In conclusion, the system behaved predictably and maintained consistency after the disturbance. Despite the fact that the state synchronization time increased during significant disturbances, the nodes remained in a deterministic state, which prevented additional errors or network failures. This allows for efficient and accurate data analysis. The experimental results presented above demonstrated that the proposed solution is both scalable and fault-tolerant within the context of the effectiveness of the application of the CRDT for the synchronization of the distributed electric power grid system. Thanks to the state-based CRDT structure, the corresponding DEGSs are well suited for real-time monitoring and analysis of data in the electrical grids.

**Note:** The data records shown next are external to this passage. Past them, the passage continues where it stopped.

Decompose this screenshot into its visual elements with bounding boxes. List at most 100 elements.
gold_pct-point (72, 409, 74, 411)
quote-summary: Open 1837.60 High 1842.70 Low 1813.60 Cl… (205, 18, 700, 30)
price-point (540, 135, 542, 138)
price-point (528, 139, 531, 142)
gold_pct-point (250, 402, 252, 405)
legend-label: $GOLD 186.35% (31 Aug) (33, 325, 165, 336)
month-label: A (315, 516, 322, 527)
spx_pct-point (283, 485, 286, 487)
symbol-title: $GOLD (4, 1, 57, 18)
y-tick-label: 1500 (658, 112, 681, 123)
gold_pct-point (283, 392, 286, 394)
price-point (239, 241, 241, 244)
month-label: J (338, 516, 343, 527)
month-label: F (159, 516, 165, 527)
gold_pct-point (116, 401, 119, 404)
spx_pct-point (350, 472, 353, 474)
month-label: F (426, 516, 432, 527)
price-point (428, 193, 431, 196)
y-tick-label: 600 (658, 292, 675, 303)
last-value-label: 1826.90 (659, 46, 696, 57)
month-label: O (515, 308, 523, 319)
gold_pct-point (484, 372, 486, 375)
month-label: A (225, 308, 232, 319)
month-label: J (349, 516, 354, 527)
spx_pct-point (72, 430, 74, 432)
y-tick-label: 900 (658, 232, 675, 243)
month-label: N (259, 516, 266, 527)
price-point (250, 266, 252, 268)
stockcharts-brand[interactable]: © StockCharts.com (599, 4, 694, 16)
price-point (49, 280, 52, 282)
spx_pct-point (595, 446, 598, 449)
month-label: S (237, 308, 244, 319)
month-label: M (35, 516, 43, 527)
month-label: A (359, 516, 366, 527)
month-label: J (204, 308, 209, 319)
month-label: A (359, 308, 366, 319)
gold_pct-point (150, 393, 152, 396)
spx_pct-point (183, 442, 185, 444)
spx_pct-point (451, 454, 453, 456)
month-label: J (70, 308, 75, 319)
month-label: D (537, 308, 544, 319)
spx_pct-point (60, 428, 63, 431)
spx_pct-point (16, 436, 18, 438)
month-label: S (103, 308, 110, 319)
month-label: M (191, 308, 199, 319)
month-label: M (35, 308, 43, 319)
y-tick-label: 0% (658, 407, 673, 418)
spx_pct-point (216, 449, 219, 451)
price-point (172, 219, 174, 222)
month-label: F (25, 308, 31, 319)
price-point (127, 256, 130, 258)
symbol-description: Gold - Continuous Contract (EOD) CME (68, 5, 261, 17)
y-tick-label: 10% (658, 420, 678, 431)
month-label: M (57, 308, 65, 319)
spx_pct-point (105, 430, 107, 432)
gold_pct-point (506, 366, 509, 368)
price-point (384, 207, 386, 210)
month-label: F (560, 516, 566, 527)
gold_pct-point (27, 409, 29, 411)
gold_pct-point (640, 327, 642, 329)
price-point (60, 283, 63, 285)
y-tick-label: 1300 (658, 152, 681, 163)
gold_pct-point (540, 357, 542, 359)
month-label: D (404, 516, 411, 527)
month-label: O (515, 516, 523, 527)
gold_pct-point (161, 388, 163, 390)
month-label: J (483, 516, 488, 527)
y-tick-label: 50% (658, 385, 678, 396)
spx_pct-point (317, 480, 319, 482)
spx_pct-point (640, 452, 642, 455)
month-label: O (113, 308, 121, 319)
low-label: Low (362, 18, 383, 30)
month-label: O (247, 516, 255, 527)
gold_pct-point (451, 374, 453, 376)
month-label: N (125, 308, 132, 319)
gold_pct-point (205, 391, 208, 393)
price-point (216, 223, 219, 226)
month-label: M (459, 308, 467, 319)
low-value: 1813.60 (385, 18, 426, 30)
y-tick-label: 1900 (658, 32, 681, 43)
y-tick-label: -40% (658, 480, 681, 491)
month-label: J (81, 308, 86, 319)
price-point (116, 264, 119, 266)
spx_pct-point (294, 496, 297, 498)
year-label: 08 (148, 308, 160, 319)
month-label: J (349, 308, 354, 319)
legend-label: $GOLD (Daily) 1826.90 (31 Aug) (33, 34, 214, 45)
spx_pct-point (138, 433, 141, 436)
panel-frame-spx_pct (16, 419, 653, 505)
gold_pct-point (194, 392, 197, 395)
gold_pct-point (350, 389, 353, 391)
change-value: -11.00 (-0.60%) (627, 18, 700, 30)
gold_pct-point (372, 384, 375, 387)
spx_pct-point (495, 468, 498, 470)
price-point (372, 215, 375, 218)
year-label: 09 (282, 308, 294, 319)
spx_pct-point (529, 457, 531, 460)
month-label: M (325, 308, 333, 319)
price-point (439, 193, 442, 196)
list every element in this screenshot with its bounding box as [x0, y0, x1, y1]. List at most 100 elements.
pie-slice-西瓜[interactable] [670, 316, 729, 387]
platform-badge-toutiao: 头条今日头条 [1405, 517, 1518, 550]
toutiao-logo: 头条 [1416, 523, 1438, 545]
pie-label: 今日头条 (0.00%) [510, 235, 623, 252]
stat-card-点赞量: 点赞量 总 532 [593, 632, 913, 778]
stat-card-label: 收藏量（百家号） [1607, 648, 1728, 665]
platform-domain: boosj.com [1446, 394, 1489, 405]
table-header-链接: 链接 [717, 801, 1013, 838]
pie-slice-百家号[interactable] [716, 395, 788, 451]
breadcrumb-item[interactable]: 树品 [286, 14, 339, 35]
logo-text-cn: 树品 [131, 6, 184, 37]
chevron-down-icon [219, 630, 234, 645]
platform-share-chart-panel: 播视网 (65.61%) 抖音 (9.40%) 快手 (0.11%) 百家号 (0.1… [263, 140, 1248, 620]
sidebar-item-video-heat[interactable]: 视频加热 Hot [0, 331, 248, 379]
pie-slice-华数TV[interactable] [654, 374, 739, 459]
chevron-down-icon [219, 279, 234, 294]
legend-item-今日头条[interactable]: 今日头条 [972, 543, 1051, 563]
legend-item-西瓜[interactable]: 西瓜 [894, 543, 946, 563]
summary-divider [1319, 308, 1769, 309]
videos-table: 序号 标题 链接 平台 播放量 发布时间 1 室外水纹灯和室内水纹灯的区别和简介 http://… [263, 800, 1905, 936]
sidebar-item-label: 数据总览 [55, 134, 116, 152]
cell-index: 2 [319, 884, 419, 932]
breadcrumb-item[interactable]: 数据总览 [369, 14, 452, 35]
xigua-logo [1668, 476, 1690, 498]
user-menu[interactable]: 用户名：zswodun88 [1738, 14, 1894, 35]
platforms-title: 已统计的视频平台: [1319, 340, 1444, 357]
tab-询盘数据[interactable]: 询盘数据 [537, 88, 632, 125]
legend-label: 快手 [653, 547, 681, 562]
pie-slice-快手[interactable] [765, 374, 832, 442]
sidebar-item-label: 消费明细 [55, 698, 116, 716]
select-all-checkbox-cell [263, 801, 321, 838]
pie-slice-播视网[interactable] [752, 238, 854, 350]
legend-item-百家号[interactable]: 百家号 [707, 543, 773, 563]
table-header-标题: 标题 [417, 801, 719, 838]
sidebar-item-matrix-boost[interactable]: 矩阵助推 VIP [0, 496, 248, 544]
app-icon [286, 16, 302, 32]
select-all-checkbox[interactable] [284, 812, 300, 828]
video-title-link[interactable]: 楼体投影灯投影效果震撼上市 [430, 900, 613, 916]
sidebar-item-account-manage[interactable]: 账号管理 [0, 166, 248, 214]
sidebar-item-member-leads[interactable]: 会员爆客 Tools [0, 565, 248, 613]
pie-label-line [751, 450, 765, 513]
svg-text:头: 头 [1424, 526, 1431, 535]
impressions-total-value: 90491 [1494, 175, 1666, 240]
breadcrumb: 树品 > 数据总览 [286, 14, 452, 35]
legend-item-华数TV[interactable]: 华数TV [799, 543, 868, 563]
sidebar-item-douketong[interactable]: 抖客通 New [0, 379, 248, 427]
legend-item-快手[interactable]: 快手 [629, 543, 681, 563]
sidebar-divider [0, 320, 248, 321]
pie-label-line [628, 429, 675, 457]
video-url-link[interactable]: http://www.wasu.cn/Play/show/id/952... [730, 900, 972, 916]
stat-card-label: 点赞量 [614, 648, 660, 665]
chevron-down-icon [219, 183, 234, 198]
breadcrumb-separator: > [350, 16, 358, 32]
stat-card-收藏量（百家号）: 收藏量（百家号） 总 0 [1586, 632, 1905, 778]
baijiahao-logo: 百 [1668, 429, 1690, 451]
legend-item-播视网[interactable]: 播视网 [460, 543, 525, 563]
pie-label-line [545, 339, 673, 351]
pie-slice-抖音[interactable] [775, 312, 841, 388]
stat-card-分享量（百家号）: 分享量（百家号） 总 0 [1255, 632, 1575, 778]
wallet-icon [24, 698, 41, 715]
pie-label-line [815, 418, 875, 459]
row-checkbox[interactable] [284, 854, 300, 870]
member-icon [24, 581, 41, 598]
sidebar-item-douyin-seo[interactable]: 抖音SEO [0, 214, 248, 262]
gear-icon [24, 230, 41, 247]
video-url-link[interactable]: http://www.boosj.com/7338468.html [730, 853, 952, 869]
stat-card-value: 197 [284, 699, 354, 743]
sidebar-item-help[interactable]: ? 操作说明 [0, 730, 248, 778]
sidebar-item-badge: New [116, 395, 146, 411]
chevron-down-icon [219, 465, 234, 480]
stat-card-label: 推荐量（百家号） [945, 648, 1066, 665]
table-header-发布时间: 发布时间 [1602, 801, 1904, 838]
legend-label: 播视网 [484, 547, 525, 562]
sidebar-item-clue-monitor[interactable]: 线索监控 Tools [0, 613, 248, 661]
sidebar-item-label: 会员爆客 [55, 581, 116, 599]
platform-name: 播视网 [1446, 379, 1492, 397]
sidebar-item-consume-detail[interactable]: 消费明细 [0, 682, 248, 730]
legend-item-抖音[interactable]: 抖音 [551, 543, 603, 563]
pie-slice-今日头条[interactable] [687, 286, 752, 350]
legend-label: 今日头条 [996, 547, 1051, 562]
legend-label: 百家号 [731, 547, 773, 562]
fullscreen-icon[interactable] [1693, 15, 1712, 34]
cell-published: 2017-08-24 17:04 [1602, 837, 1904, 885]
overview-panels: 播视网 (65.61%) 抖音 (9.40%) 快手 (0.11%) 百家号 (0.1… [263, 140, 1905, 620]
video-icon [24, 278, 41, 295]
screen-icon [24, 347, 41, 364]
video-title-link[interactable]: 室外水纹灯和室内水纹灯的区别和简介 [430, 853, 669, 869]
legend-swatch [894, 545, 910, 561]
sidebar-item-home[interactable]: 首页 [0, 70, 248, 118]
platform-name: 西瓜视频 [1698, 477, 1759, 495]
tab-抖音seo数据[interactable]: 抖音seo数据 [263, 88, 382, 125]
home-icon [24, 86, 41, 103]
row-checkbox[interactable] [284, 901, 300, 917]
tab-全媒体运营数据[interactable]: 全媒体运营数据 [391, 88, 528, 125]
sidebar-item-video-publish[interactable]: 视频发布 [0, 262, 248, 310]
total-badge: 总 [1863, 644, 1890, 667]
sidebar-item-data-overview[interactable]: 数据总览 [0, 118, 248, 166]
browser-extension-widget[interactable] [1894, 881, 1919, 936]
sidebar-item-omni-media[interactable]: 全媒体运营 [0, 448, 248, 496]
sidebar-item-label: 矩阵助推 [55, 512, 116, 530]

The next research steps could cover a wider range of different topics. Directions could include the development of special protocols for inner and outer electrical grid communication using heterogeneous latencies to account for varying communication delays between nodes, which can significantly impact the synchronization efficiency and overall system performance, including cybersecurity aspects of the replicated data types, since it is expected that larger clustered systems can be divided into separate ones. The main challenge is performing cryptographic operations efficiently at scale, ensuring that nodes can validate the authenticity and integrity of states without a high overhead. Techniques like threshold signatures or secure enclaves could be explored. Developing a state management system based on the described data state would be highly beneficial. Such a system would enable the integration of various approaches to data distribution, as well as monitoring, threading, and the analysis, management, and control of associated risks across the entire system. The authors also consider it expedient to develop a universal approach to creating the topology of a distributed electrical grid system.

This would allow for the use of CRDTs on different levels without any overhead based on the design of individual parts of the system. Independently clustered topologies would also provide a direct way to achieve scalability and resolve the issues mentioned earlier. This can be a very tough problem, because each cluster can have its own architecture and non-functional requirements (NFRs). It is also crucial to know the behaviour of the message distribution regarding the distance between nodes and state management issues.